7 Ways To Prevent Workplace Injuries

Workplace injuries are an employer’s worst nightmare – and yet they’re more common than most people realise. In fact, over half a million workplace injuries are reported in the UK every year. By taking various workplace safety measures, you can help to reduce injuries at work. Below are 7 ways to prevent workplace injuries.

Conduct a health and safety workplace audit

A health and safety workplace audit involves taking time to examine every possible hazard within your workplace. You can then work out ways of mitigating each of these hazards, starting with the most serious hazards. You may be able to hire a health and safety inspector to carry out an audit for you. Alternatively, you and your employees can attempt to do it yourself – you may be able to find checklists online on everything to look out for.

Prioritise health and safety during training

A lot of employee injuries are the result of poor training. Make sure that you’re prioritising health and safety while training your staff. Try to enforce safe methods of doing things such as crouching down when lifting heavy objects, wearing protective equipment or making sure that someone is always holding a ladder at the bottom while someone else is using it. 

Use signs, labels and handbooks

On top of training employees thoroughly, it’s worth also displaying visual reminders such as signs and labels around your workplace to warn employees of hazards.
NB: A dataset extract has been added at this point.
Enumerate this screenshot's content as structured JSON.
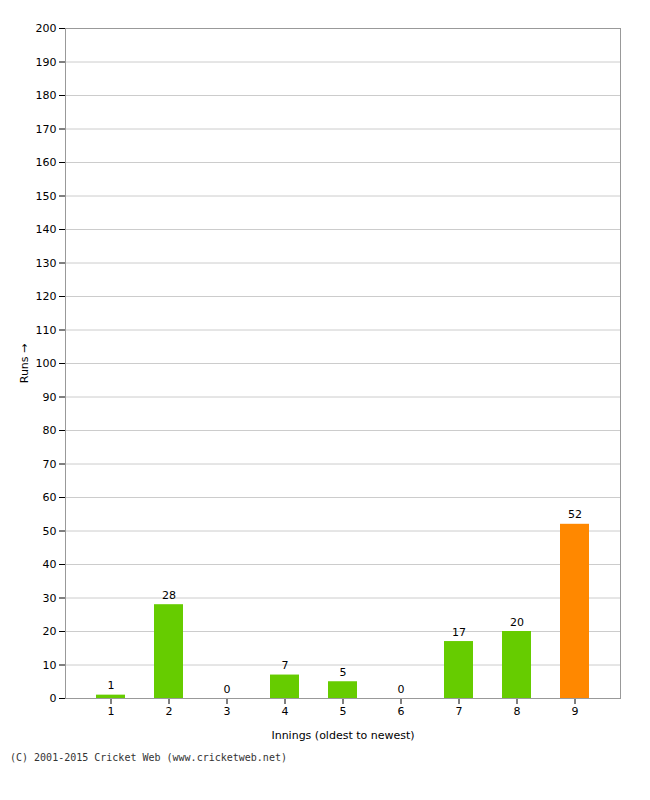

You could also consider creating a handbook that employees can refer to for advice on how to carry out tasks safely. 

Provide adequate PPE

Personal protective equipment (PPE) needs to meet legal safety requirements. Make sure that such equipment is well maintained so that it is in good condition. It’s also important to make sure that PPE is well stocked up – if every employee needs a helmet and gloves, make sure that you’ve got enough for each employee plus spares in case equipment goes missing. 

Consider pre-employment medicals

When recruiting employees for certain roles, consider whether certain health requirements are necessary. Pre employment medicals could be worth carrying out to make sure applicants are fit to carry out certain tasks. You don’t want to risk hiring people with existing health problems who may be more prone to injuries.
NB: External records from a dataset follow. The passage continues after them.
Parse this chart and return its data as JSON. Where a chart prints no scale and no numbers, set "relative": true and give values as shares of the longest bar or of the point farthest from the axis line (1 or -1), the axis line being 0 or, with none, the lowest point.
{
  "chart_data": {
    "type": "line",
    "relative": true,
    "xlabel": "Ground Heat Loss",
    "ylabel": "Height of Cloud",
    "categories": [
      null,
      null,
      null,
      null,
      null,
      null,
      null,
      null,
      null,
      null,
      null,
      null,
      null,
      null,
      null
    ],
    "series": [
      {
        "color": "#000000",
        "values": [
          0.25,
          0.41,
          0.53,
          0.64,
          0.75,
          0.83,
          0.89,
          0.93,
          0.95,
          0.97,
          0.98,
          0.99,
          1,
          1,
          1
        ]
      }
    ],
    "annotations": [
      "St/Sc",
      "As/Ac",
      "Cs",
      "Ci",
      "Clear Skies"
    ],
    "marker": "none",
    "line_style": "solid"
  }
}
Service and maintain machinery

It’s important that machinery is safe to use. Poorly maintained machinery may put employees at greater risk of an injury – this could include anything from power tools to company vehicles. Put a maintenance schedule in place which involves checking machinery for any hazardous faults.

Reduce workplace clutter

Clutter can increase the risk of various injuries. The most common injury caused by clutter is slips and falls. Make sure that boxes and cables are tidied away so that employees don’t trip over them – try to keep walkways as clear as possible. You should also take care when stacking stock cupboard shelves – make sure heavy objects aren’t placed high up where they could fall and hurt people or cause strain injuries.